The list goes on and on. It is complete BS to say that with surge drivers aren't getting the surge because people are waiting for the surge to go down. This may be the case on a Friday night when the Millenials are headed to the bars but is not the norm outside of that. Think about it. Uber must have a class called Lying to Drivers 101 for every employee from its IT engineers to its Tagalog-speaking customer phone answering service in Manila.


----------



## TomTheAnt (Jan 1, 2019)

Was on my way home last night from doing what ants do and drove through a $7.50 surge area but of course didn't get a pax. Once I was close to exiting the cloud, the could vanished, of course. $7.50 still stuck with me, though, and about 5 miles later I got a ping. Took it and since it was just a minimum fare ride, the surge helped.


----------



## uberdriverfornow (Jan 10, 2016)

Only move to a surge area if you are close.


----------



## peteyvavs (Nov 18, 2015)

Chasing surges is like chasing rainbows, they look pretty but you'll never catch one.


----------



## kdyrpr (Apr 23, 2016)

79 degrees is all I'm looking at..


----------



## BigRedDriver (Nov 28, 2018)

Telsa34 said:


> I'm sitting at home about 10 miles from Fleming Island when it comes up the biggest surge I've seen in months I turn the app on and leave it on till the surge completely disappears which is 15 minutes later not one ping I look and there's hardly any cars in the area so someone explain this to me. To me this is proof surges are not accurate and meant to be manipulative.
> 
> View attachment 149290
> View attachment 149291


Yeah, I don't believe most of the surges I see anymore. I got 1 yesterday and a lift Prime Time and the maps weren't even showing any surges.

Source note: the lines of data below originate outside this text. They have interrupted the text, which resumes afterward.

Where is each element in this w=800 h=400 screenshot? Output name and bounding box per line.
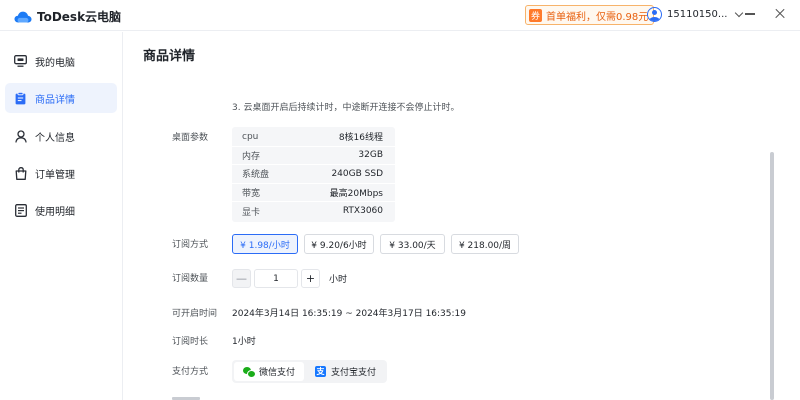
avatar-icon (647, 7, 662, 22)
monitor-icon (14, 55, 27, 68)
payment-label-alipay: 支付宝支付 (331, 368, 377, 378)
wechat-pay-icon (243, 366, 256, 378)
sidebar-item-product-details[interactable]: 商品详情 (5, 83, 117, 113)
sidebar-item-label: 商品详情 (35, 94, 75, 106)
table-row: 显卡 RTX3060 (232, 202, 395, 221)
username: 15110150... (667, 9, 728, 20)
plan-option-hourly[interactable]: ¥ 1.98/小时 (232, 234, 298, 254)
spec-key: 带宽 (242, 188, 261, 199)
user-menu[interactable]: 15110150... (647, 7, 744, 22)
table-row: 带宽 最高20Mbps (232, 184, 395, 202)
quantity-input[interactable]: 1 (254, 269, 298, 288)
alipay-icon: 支 (315, 366, 327, 377)
main-content: 商品详情 3. 云桌面开启后持续计时，中途断开连接不会停止计时。 桌面参数 cp… (124, 32, 800, 400)
duration-label: 订阅时长 (172, 337, 209, 347)
specs-label: 桌面参数 (172, 133, 209, 143)
sidebar-item-label: 个人信息 (35, 132, 75, 144)
sidebar-item-personal-info[interactable]: 个人信息 (5, 121, 117, 151)
clipboard-icon (14, 91, 27, 105)
sidebar-item-usage-details[interactable]: 使用明细 (5, 195, 117, 225)
spec-key: 系统盘 (242, 170, 270, 181)
sidebar-item-order-management[interactable]: 订单管理 (5, 158, 117, 188)
spec-value: 32GB (358, 150, 383, 161)
decrement-button[interactable]: — (232, 269, 251, 288)
spec-value: 最高20Mbps (329, 188, 383, 199)
quantity-unit: 小时 (329, 275, 348, 285)
table-row: 系统盘 240GB SSD (232, 165, 395, 184)
plan-option-6-hours[interactable]: ¥ 9.20/6小时 (304, 234, 374, 254)
alipay-button[interactable]: 支 支付宝支付 (306, 362, 385, 381)
sidebar-item-label: 订单管理 (35, 169, 75, 181)
bag-icon (14, 166, 27, 180)
spec-value: 240GB SSD (331, 168, 383, 179)
available-time-label: 可开启时间 (172, 309, 218, 319)
specs-table: cpu 8核16线程 内存 32GB 系统盘 240GB SSD 带宽 最高20… (232, 127, 395, 222)
spec-key: 内存 (242, 151, 261, 162)
sidebar-item-label: 使用明细 (35, 206, 75, 218)
plan-option-daily[interactable]: ¥ 33.00/天 (380, 234, 445, 254)
sidebar-item-label: 我的电脑 (35, 57, 75, 69)
spec-key: cpu (242, 131, 259, 142)
payment-label: 支付方式 (172, 367, 209, 377)
quantity-label: 订阅数量 (172, 274, 209, 284)
increment-button[interactable]: + (301, 269, 320, 288)
minimize-button[interactable] (743, 7, 757, 21)
available-time-value: 2024年3月14日 16:35:19 ~ 2024年3月17日 16:35:1… (232, 309, 466, 319)
cloud-logo-icon (14, 11, 32, 22)
sidebar: 我的电脑 商品详情 个人信息 订单管理 使用明细 (0, 32, 123, 400)
app-logo: ToDesk云电脑 (14, 8, 121, 25)
spec-value: RTX3060 (342, 206, 383, 217)
promo-text: 首单福利，仅需0.98元 (546, 11, 649, 23)
quantity-stepper: — 1 + 小时 (232, 269, 347, 288)
duration-value: 1小时 (232, 337, 256, 347)
person-icon (14, 129, 27, 143)
timing-note: 3. 云桌面开启后持续计时，中途断开连接不会停止计时。 (232, 103, 460, 113)
spec-value: 8核16线程 (338, 133, 383, 144)
plan-label: 订阅方式 (172, 240, 209, 250)
page-title: 商品详情 (143, 49, 196, 64)
cutoff-label (172, 393, 202, 400)
table-row: cpu 8核16线程 (232, 128, 395, 147)
payment-label-wechat: 微信支付 (259, 368, 296, 378)
plan-option-weekly[interactable]: ¥ 218.00/周 (451, 234, 519, 254)
app-name: ToDesk云电脑 (37, 10, 122, 24)
promo-banner[interactable]: 券 首单福利，仅需0.98元 (525, 5, 655, 25)
coupon-icon: 券 (529, 8, 542, 22)
sidebar-item-my-computer[interactable]: 我的电脑 (5, 46, 117, 76)
payment-options: 微信支付 支 支付宝支付 (232, 360, 388, 383)
close-button[interactable] (773, 7, 787, 21)
table-row: 内存 32GB (232, 147, 395, 165)
spec-key: 显卡 (242, 207, 261, 218)
detail-list-icon (14, 203, 27, 217)
plan-options: ¥ 1.98/小时 ¥ 9.20/6小时 ¥ 33.00/天 ¥ 218.00/… (232, 234, 519, 254)
scrollbar[interactable] (770, 152, 774, 400)
title-bar: ToDesk云电脑 券 首单福利，仅需0.98元 15110150... (0, 0, 800, 31)
wechat-pay-button[interactable]: 微信支付 (234, 362, 305, 381)
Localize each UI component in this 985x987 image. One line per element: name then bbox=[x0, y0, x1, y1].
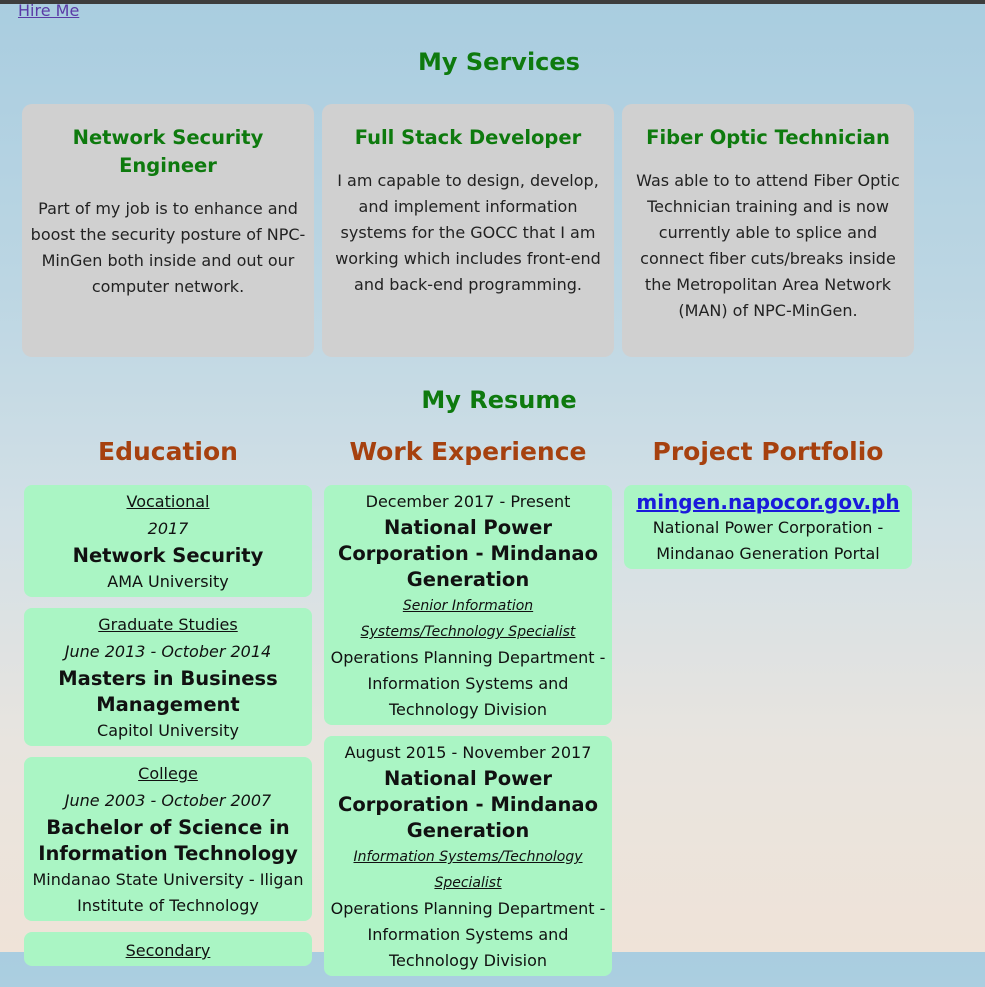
service-card-fiber-optic: Fiber Optic Technician Was able to to at… bbox=[622, 104, 914, 357]
work-card: December 2017 - Present National Power C… bbox=[324, 485, 612, 725]
work-experience-heading: Work Experience bbox=[349, 437, 587, 466]
work-period: August 2015 - November 2017 bbox=[344, 743, 592, 762]
education-level: College bbox=[138, 764, 198, 783]
portfolio-column: mingen.napocor.gov.ph National Power Cor… bbox=[624, 485, 912, 580]
education-school: Mindanao State University - Iligan Insti… bbox=[32, 870, 304, 915]
education-card: College June 2003 - October 2007 Bachelo… bbox=[24, 757, 312, 921]
education-card: Graduate Studies June 2013 - October 201… bbox=[24, 608, 312, 746]
resume-heading: My Resume bbox=[421, 386, 577, 414]
service-description: Was able to to attend Fiber Optic Techni… bbox=[636, 171, 900, 320]
service-description: I am capable to design, develop, and imp… bbox=[335, 171, 601, 294]
education-period: 2017 bbox=[147, 519, 189, 538]
portfolio-heading: Project Portfolio bbox=[652, 437, 884, 466]
education-title: Masters in Business Management bbox=[58, 667, 278, 716]
portfolio-link[interactable]: mingen.napocor.gov.ph bbox=[636, 490, 899, 514]
service-card-full-stack: Full Stack Developer I am capable to des… bbox=[322, 104, 614, 357]
education-card: Secondary bbox=[24, 932, 312, 966]
education-heading: Education bbox=[98, 437, 238, 466]
work-period: December 2017 - Present bbox=[365, 492, 571, 511]
top-bar bbox=[0, 0, 985, 4]
work-company: National Power Corporation - Mindanao Ge… bbox=[338, 516, 598, 591]
work-company: National Power Corporation - Mindanao Ge… bbox=[338, 767, 598, 842]
education-school: AMA University bbox=[107, 572, 229, 591]
portfolio-description: National Power Corporation - Mindanao Ge… bbox=[652, 518, 884, 563]
services-heading: My Services bbox=[418, 48, 580, 76]
service-title: Fiber Optic Technician bbox=[646, 126, 890, 149]
work-position: Information Systems/Technology Specialis… bbox=[353, 849, 583, 891]
education-level: Vocational bbox=[126, 492, 210, 511]
education-period: June 2003 - October 2007 bbox=[64, 791, 272, 810]
education-level: Graduate Studies bbox=[98, 615, 238, 634]
education-title: Network Security bbox=[72, 544, 264, 567]
service-title: Network Security Engineer bbox=[72, 126, 264, 177]
service-card-network-security: Network Security Engineer Part of my job… bbox=[22, 104, 314, 357]
work-column: December 2017 - Present National Power C… bbox=[324, 485, 612, 987]
education-school: Capitol University bbox=[97, 721, 239, 740]
work-department: Operations Planning Department - Informa… bbox=[330, 648, 606, 719]
education-card: Vocational 2017 Network Security AMA Uni… bbox=[24, 485, 312, 597]
education-period: June 2013 - October 2014 bbox=[64, 642, 272, 661]
education-level: Secondary bbox=[125, 941, 211, 960]
service-title: Full Stack Developer bbox=[354, 126, 582, 149]
service-description: Part of my job is to enhance and boost t… bbox=[30, 199, 306, 296]
education-column: Vocational 2017 Network Security AMA Uni… bbox=[24, 485, 312, 977]
work-card: August 2015 - November 2017 National Pow… bbox=[324, 736, 612, 976]
portfolio-card: mingen.napocor.gov.ph National Power Cor… bbox=[624, 485, 912, 569]
work-department: Operations Planning Department - Informa… bbox=[330, 899, 606, 970]
hire-me-link[interactable]: Hire Me bbox=[18, 1, 79, 21]
work-position: Senior Information Systems/Technology Sp… bbox=[360, 598, 576, 640]
education-title: Bachelor of Science in Information Techn… bbox=[38, 816, 298, 865]
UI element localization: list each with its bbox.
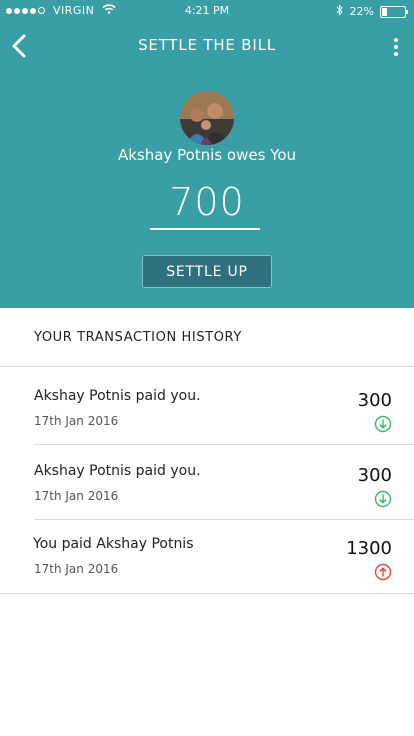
battery-percent: 22% — [349, 5, 374, 18]
more-options-icon[interactable] — [392, 38, 400, 58]
transaction-date: 17th Jan 2016 — [34, 489, 119, 503]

Then, I get lucky every now and then and end a ride EXACTLY in a surge area and get nothing.


----------



## Rakos (Sep 2, 2014)

Ok guys....please take note....

Unless Uber has changed the algo....

The surge is caused initially by....

The ratio of the number of rider apps open...

Unsure if thats open or requested....

To the number of Uber drivers online...

At any given time....

As I recall the algo figures in the historical...

To arrive at the final surge....

Butt...with Ubers history....

And programmers gone amuck....

I guess any result is possible....8>O

Rakos


----------



## 2Cents (Jul 18, 2016)

There is one way to catch a surge...

#demonemethod


----------



## NOXDriver (Aug 12, 2018)

If there are 2 drivers and 5 people at Walmart open the app, BOOM! surge.

Surge and 'You are in a Busy Area' means that I will soon be seeing some Lyft pings.


----------